In Book X (10) of The Illiad Hector (edition: Britannica Great Books of the Western World (The Illiad and The Odessey together), rendered into English prose by Samuel Butler) swears the following oath
"May Jove the thundering husband of Juno bear witnes that no other Trojan but yourself shall mount those steeds, and that you shall have your will with them for ever."
He swears this to Dolon, son of Eumedes, who agrees to, in return for Peleus's chaiot and steeds when and if they should be captured, spy on the Achaeans and try discover their plans of battle for the next day.
The oath is followed by the following sentence:
The oath he swore was bootless, but it made Dolon more keen on going.
Why is the oath bootless? Is it because Jove only has to witness (instead of may jove take my children, juno give me no sons etc).
It can't be because the oath gives him no 'booty' (treasure/loot) because the horses are the boot...

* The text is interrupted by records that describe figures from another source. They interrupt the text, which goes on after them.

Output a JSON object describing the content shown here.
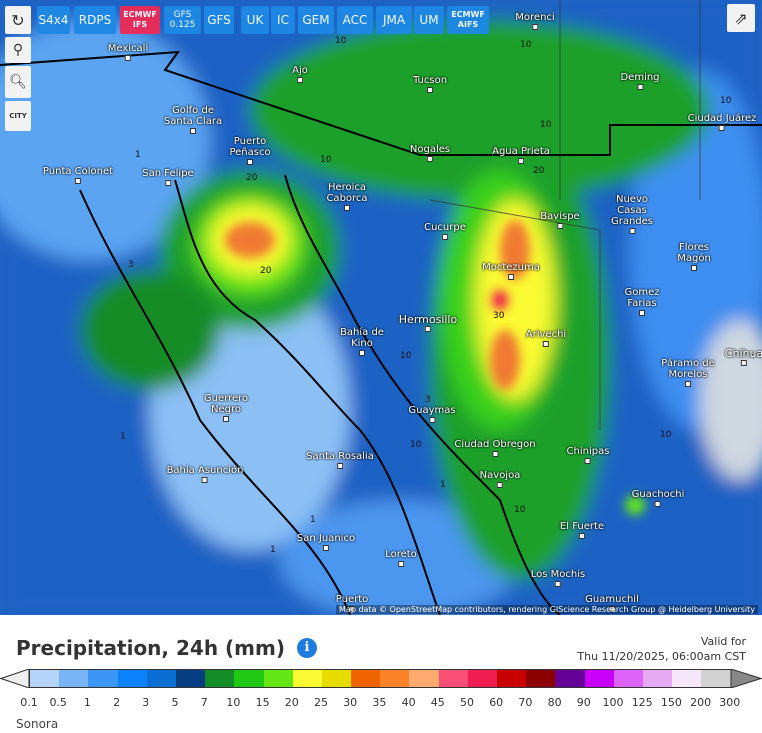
{
  "toolbar": {
    "models": [
      {
        "label": "S4x4",
        "active": false
      },
      {
        "label": "RDPS"
      },
      {
        "label": "ECMWF IFS",
        "active": true
      },
      {
        "label": "GFS 0.125"
      },
      {
        "label": "GFS"
      },
      {
        "label": "UK"
      },
      {
        "label": "IC"
      },
      {
        "label": "GEM"
      },
      {
        "label": "ACC"
      },
      {
        "label": "JMA"
      },
      {
        "label": "UM"
      },
      {
        "label": "ECMWF AIFS"
      }
    ],
    "refresh_icon": "refresh-icon",
    "share_icon": "share-icon"
  },
  "side_tools": {
    "location_icon": "map-pin-icon",
    "zoom_icon": "zoom-icon",
    "city_label": "CITY"
  },
  "map": {
    "cities": [
      "Mexicali",
      "Morenci",
      "Ajo",
      "Tucson",
      "Deming",
      "Ciudad Juárez",
      "Golfo de Santa Clara",
      "Puerto Peñasco",
      "Nogales",
      "Agua Prieta",
      "Punta Colonet",
      "San Felipe",
      "Heroica Caborca",
      "Bavispe",
      "Nuevo Casas Grandes",
      "Cucurpe",
      "Flores Magón",
      "Moctezuma",
      "Gomez Farias",
      "Hermosillo",
      "Bahía de Kino",
      "Arivechi",
      "Chihua",
      "Páramo de Morelos",
      "Guerrero Negro",
      "Guaymas",
      "Ciudad Obregon",
      "Chinipas",
      "Santa Rosalia",
      "Navojoa",
      "Bahía Asunción",
      "Guachochi",
      "El Fuerte",
      "San Juanico",
      "Loreto",
      "Los Mochis",
      "Puerto",
      "Guamuchil"
    ],
    "contours": [
      "10",
      "10",
      "10",
      "10",
      "20",
      "20",
      "20",
      "30",
      "10",
      "10",
      "1",
      "1",
      "1",
      "3",
      "10",
      "1",
      "3",
      "10",
      "1",
      "10"
    ],
    "attribution": "Map data © OpenStreetMap contributors, rendering GIScience Research Group @ Heidelberg University"
  },
  "legend": {
    "title": "Precipitation, 24h (mm)",
    "valid_label": "Valid for",
    "valid_time": "Thu 11/20/2025, 06:00am CST",
    "values": [
      "0.1",
      "0.5",
      "1",
      "2",
      "3",
      "5",
      "7",
      "10",
      "15",
      "20",
      "25",
      "30",
      "35",
      "40",
      "45",
      "50",
      "60",
      "70",
      "80",
      "90",
      "100",
      "125",
      "150",
      "200",
      "300"
    ],
    "colors": [
      "#b4d4fa",
      "#78b4f7",
      "#3c96f5",
      "#0a82fa",
      "#0a6ed2",
      "#063c80",
      "#148c28",
      "#1ec814",
      "#64e614",
      "#fafa32",
      "#e6dc00",
      "#f06400",
      "#fa8228",
      "#ffaa6e",
      "#fa5078",
      "#f01e50",
      "#c80000",
      "#8c0000",
      "#640096",
      "#c800fa",
      "#dc64fa",
      "#e6aaf5",
      "#f5e6fa",
      "#d2d2d2"
    ]
  },
  "region": "Sonora"
}
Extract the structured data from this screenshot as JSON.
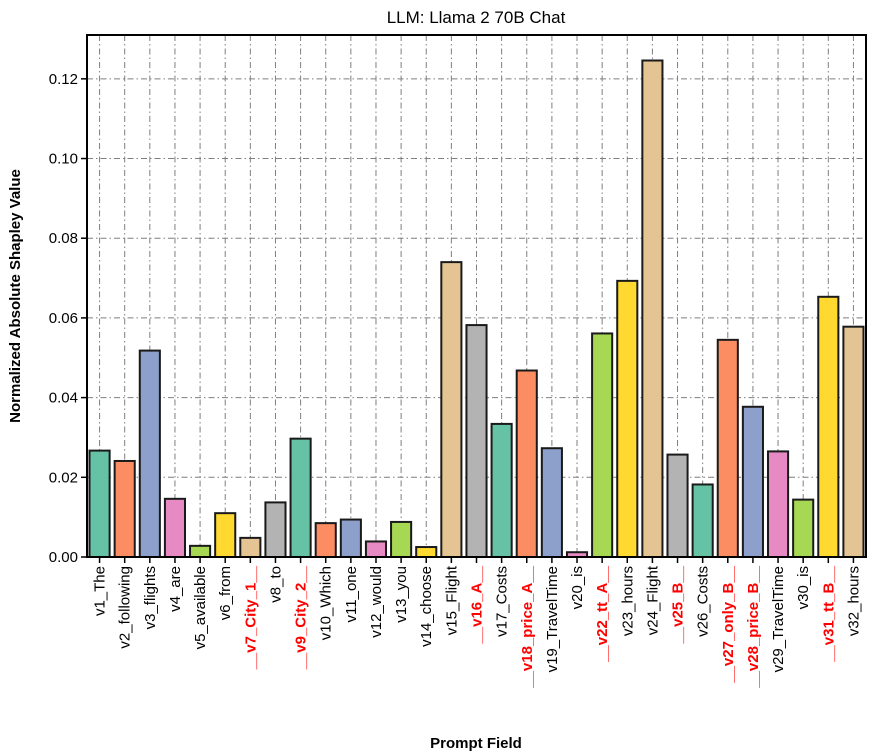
{
  "chart_data": {
    "type": "bar",
    "title": "LLM: Llama 2 70B Chat",
    "xlabel": "Prompt Field",
    "ylabel": "Normalized Absolute Shapley Value",
    "ylim": [
      0,
      0.131
    ],
    "yticks": [
      "0.00",
      "0.02",
      "0.04",
      "0.06",
      "0.08",
      "0.10",
      "0.12"
    ],
    "grid": true,
    "categories": [
      "v1_The",
      "v2_following",
      "v3_flights",
      "v4_are",
      "v5_available",
      "v6_from",
      "__v7_City_1__",
      "v8_to",
      "__v9_City_2__",
      "v10_Which",
      "v11_one",
      "v12_would",
      "v13_you",
      "v14_choose",
      "v15_Flight",
      "__v16_A__",
      "v17_Costs",
      "__v18_price_A__",
      "v19_TravelTime",
      "v20_is",
      "__v22_tt_A__",
      "v23_hours",
      "v24_Flight",
      "__v25_B__",
      "v26_Costs",
      "__v27_only_B__",
      "__v28_price_B__",
      "v29_TravelTime",
      "v30_is",
      "__v31_tt_B__",
      "v32_hours"
    ],
    "highlighted": [
      false,
      false,
      false,
      false,
      false,
      false,
      true,
      false,
      true,
      false,
      false,
      false,
      false,
      false,
      false,
      true,
      false,
      true,
      false,
      false,
      true,
      false,
      false,
      true,
      false,
      true,
      true,
      false,
      false,
      true,
      false
    ],
    "values": [
      0.0267,
      0.0241,
      0.0518,
      0.0146,
      0.0028,
      0.011,
      0.0048,
      0.0137,
      0.0297,
      0.0085,
      0.0094,
      0.0039,
      0.0088,
      0.0025,
      0.074,
      0.0582,
      0.0334,
      0.0468,
      0.0273,
      0.0012,
      0.0561,
      0.0693,
      0.1246,
      0.0257,
      0.0182,
      0.0545,
      0.0377,
      0.0265,
      0.0144,
      0.0653,
      0.0578
    ],
    "bar_colors": [
      "#66c2a5",
      "#fc8d62",
      "#8da0cb",
      "#e78ac3",
      "#a6d854",
      "#ffd92f",
      "#e5c494",
      "#b3b3b3",
      "#66c2a5",
      "#fc8d62",
      "#8da0cb",
      "#e78ac3",
      "#a6d854",
      "#ffd92f",
      "#e5c494",
      "#b3b3b3",
      "#66c2a5",
      "#fc8d62",
      "#8da0cb",
      "#e78ac3",
      "#a6d854",
      "#ffd92f",
      "#e5c494",
      "#b3b3b3",
      "#66c2a5",
      "#fc8d62",
      "#8da0cb",
      "#e78ac3",
      "#a6d854",
      "#ffd92f",
      "#e5c494"
    ],
    "highlight_color": "#ff0000",
    "normal_label_color": "#000000"
  }
}
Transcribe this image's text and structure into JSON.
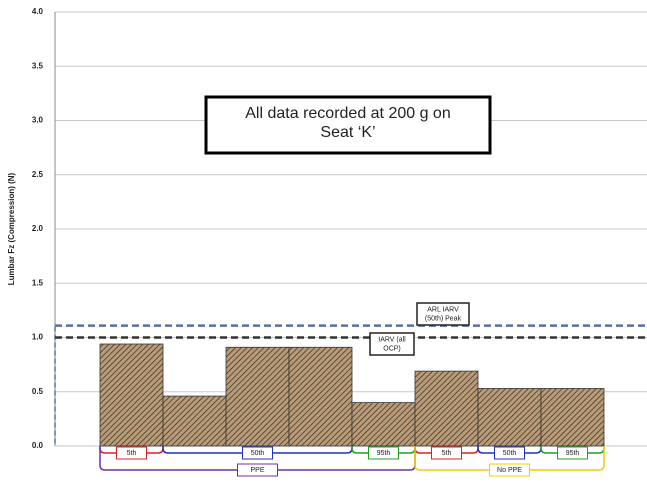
{
  "chart_data": {
    "type": "bar",
    "y_label": "Lumbar Fz (Compression) (N)",
    "annotation": [
      "All data recorded at 200 g on",
      "Seat ‘K’"
    ],
    "ylim": [
      0,
      4
    ],
    "yticks": [
      {
        "value": 0,
        "label": "0.0"
      },
      {
        "value": 0.5,
        "label": "0.5"
      },
      {
        "value": 1,
        "label": "1.0"
      },
      {
        "value": 1.5,
        "label": "1.5"
      },
      {
        "value": 2,
        "label": "2.0"
      },
      {
        "value": 2.5,
        "label": "2.5"
      },
      {
        "value": 3,
        "label": "3.0"
      },
      {
        "value": 3.5,
        "label": "3.5"
      },
      {
        "value": 4,
        "label": "4.0"
      }
    ],
    "grid": true,
    "color": "#a08464",
    "reference_lines": [
      {
        "label": [
          "ARL IARV",
          "(50th) Peak"
        ],
        "value": 1.11,
        "color": "#5a6fa8"
      },
      {
        "label": [
          "IARV (all",
          "OCP)"
        ],
        "value": 1.0,
        "color": "#333333"
      }
    ],
    "groups": [
      {
        "label": "PPE",
        "color": "#7030a0",
        "subgroups": [
          {
            "label": "5th",
            "color": "#e02020",
            "values": [
              0.94
            ]
          },
          {
            "label": "50th",
            "color": "#2030c0",
            "values": [
              0.46,
              0.91,
              0.91
            ]
          },
          {
            "label": "95th",
            "color": "#20a020",
            "values": [
              0.4
            ]
          }
        ]
      },
      {
        "label": "No PPE",
        "color": "#f0d000",
        "subgroups": [
          {
            "label": "5th",
            "color": "#e02020",
            "values": [
              0.69
            ]
          },
          {
            "label": "50th",
            "color": "#2030c0",
            "values": [
              0.53
            ]
          },
          {
            "label": "95th",
            "color": "#20a020",
            "values": [
              0.53
            ]
          }
        ]
      }
    ]
  }
}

Edit: There seems to be no reason (at this point) to think Hector would go back on his word, and the horses do exist, so presuming the Trojons win (which they are at this point in the story [the Achaeans are in retreat]) there is every reason to presume that Dolon will at some point recieve the horses.
Is the oath 'bootless/useless' because the promised reward is not certain, i.e. it cannot immediately be bestowed on him?
If so why is Dolon more eager to go?